Move Grad AllReduce Bucketing to inside of `thunder.executors.passes.transform_for_execution` from `torch_autograd.split_forward_backward`
What does this PR do?
Fixes #184
As per title. The changes are addition of a logic to tell whether or not the input TraceCtx represents DDP backward.
cc @carmocca @awaelchli @crcrpar
The rebase to https://github.com/Lightning-AI/lightning-thunder/pull/222/commits/b855247e171527d4bc523cd4e2ca44b8461460c4 seems to give me a bug which at glance is unintelligible where comms are there even under no_sync. The change of this pr doesn't look that related per se...
This is the oldest non-draft PR with all green CI. Do we want this as is or do we want to change things yet, @crcrpar @IvanYashchuk ?
I don't have any out of my head
I'm sorry for the delay. I'll review the changes tomorrow.

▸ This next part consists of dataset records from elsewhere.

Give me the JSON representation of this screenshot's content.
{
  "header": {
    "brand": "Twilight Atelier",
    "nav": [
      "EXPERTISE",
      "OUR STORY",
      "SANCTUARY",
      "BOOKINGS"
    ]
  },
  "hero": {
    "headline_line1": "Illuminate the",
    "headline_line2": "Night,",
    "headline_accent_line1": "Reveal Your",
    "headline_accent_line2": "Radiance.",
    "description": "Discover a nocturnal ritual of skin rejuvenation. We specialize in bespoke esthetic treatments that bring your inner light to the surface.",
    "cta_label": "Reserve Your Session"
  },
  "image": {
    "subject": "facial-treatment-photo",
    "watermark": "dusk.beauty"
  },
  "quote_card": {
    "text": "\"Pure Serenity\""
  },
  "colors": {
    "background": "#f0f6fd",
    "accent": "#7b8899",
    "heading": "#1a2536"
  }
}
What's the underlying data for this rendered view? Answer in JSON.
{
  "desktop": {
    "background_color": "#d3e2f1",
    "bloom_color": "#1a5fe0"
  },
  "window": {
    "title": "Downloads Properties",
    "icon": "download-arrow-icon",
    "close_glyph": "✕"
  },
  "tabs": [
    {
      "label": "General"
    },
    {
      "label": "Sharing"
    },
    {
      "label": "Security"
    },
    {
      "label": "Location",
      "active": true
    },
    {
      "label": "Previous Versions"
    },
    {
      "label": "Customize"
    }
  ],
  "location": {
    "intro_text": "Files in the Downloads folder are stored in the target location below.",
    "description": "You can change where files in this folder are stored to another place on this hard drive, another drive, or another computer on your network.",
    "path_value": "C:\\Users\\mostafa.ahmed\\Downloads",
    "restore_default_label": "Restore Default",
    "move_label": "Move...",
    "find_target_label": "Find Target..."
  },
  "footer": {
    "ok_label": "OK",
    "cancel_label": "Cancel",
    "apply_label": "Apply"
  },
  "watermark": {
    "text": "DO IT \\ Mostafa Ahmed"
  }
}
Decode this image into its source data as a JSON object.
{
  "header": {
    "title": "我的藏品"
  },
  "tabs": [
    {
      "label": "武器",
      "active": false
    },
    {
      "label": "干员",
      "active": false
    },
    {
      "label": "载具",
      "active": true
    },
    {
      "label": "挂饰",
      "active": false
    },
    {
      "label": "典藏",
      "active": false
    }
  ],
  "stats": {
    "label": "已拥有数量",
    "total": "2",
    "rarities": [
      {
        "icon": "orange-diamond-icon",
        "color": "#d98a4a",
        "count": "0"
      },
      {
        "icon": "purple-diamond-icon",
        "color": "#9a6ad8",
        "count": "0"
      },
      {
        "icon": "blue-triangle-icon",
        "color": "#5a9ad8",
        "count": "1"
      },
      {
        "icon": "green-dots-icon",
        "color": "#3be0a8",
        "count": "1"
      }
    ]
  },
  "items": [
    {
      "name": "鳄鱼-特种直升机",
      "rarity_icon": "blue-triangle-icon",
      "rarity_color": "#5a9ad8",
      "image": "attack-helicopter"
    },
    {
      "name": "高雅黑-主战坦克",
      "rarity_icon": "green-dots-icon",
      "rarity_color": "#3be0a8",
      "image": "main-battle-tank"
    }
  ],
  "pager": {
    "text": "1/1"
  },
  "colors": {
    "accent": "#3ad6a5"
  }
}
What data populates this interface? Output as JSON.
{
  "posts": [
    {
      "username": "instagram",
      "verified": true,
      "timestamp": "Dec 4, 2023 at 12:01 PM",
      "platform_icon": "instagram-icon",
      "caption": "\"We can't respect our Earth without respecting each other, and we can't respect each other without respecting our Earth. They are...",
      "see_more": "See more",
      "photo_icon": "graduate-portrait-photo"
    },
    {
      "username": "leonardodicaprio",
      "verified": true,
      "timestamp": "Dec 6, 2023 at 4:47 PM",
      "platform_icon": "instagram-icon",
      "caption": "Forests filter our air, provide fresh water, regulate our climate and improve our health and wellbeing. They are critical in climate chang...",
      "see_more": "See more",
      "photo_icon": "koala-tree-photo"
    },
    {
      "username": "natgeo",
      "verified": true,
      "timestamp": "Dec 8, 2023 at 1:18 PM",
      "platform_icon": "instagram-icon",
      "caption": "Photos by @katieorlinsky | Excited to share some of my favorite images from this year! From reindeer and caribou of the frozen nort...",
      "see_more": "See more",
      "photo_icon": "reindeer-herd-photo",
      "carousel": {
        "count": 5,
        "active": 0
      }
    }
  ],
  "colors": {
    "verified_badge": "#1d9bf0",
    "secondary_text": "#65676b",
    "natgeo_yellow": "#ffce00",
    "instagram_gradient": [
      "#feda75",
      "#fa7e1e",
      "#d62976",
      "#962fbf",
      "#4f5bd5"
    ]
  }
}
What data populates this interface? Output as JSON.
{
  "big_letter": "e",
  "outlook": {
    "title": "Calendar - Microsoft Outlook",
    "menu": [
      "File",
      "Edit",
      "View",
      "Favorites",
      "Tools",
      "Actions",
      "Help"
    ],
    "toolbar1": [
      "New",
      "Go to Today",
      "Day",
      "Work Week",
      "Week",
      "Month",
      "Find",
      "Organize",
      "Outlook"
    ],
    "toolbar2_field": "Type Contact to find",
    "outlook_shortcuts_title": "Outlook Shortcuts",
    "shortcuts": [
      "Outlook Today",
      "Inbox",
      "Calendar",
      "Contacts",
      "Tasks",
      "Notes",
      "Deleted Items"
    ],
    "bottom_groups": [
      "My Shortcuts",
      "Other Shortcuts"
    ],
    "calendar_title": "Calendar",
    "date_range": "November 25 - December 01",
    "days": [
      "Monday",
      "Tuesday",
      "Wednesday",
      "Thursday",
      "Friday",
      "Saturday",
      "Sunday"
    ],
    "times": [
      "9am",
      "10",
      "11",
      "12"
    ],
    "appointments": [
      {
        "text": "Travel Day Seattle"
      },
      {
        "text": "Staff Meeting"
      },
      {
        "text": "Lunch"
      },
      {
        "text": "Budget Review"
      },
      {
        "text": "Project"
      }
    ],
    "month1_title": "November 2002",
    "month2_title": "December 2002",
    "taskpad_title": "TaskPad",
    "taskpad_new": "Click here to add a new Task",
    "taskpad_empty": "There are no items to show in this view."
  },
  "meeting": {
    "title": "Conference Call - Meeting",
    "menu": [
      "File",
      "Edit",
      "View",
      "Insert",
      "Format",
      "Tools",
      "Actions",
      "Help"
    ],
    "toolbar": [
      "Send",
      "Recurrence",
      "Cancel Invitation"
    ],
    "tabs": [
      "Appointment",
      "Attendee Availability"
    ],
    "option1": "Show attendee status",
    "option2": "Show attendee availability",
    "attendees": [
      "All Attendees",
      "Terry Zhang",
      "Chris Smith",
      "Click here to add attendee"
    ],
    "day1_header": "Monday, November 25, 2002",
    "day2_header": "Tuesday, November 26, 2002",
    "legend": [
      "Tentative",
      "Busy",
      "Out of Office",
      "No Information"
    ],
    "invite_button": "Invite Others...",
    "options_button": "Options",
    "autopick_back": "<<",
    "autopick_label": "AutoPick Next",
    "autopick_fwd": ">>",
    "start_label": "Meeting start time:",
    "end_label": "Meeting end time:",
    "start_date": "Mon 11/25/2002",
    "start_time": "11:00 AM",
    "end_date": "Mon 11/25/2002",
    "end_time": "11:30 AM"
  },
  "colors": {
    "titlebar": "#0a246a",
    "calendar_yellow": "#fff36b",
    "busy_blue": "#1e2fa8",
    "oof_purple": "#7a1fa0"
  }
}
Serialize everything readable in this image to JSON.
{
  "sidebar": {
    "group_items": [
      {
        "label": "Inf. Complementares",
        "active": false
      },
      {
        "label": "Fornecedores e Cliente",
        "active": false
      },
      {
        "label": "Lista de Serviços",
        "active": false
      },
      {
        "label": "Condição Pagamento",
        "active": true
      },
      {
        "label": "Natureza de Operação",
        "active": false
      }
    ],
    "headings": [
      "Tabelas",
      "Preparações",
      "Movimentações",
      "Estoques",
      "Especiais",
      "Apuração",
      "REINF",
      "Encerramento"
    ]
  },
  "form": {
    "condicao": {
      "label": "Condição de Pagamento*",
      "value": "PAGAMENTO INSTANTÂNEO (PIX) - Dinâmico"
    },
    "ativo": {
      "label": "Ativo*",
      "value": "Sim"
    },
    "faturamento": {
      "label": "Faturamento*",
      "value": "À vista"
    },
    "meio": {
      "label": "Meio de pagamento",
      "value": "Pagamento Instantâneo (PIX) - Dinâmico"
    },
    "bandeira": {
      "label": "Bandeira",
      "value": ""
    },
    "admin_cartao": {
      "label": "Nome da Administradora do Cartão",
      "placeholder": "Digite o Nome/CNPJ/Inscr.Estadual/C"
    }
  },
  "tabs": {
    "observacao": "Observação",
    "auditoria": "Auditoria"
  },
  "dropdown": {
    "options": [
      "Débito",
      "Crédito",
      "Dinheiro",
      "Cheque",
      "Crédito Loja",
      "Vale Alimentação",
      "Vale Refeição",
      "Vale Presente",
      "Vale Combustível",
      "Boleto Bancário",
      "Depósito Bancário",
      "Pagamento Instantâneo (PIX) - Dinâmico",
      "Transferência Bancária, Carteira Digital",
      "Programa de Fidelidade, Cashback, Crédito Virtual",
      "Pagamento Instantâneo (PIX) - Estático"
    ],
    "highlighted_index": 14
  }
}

Should we try to get this in? @crcrpar @IvanYashchuk
@t-vi does this interact with the fsdp work?
I think it is orthogonal.
This is for ddp. We could reuse this for fsdp backward as well but the semantic would be different from what we have today
Should we try to get this in? @crcrpar @IvanYashchuk
@lantiga, yes, let's get this in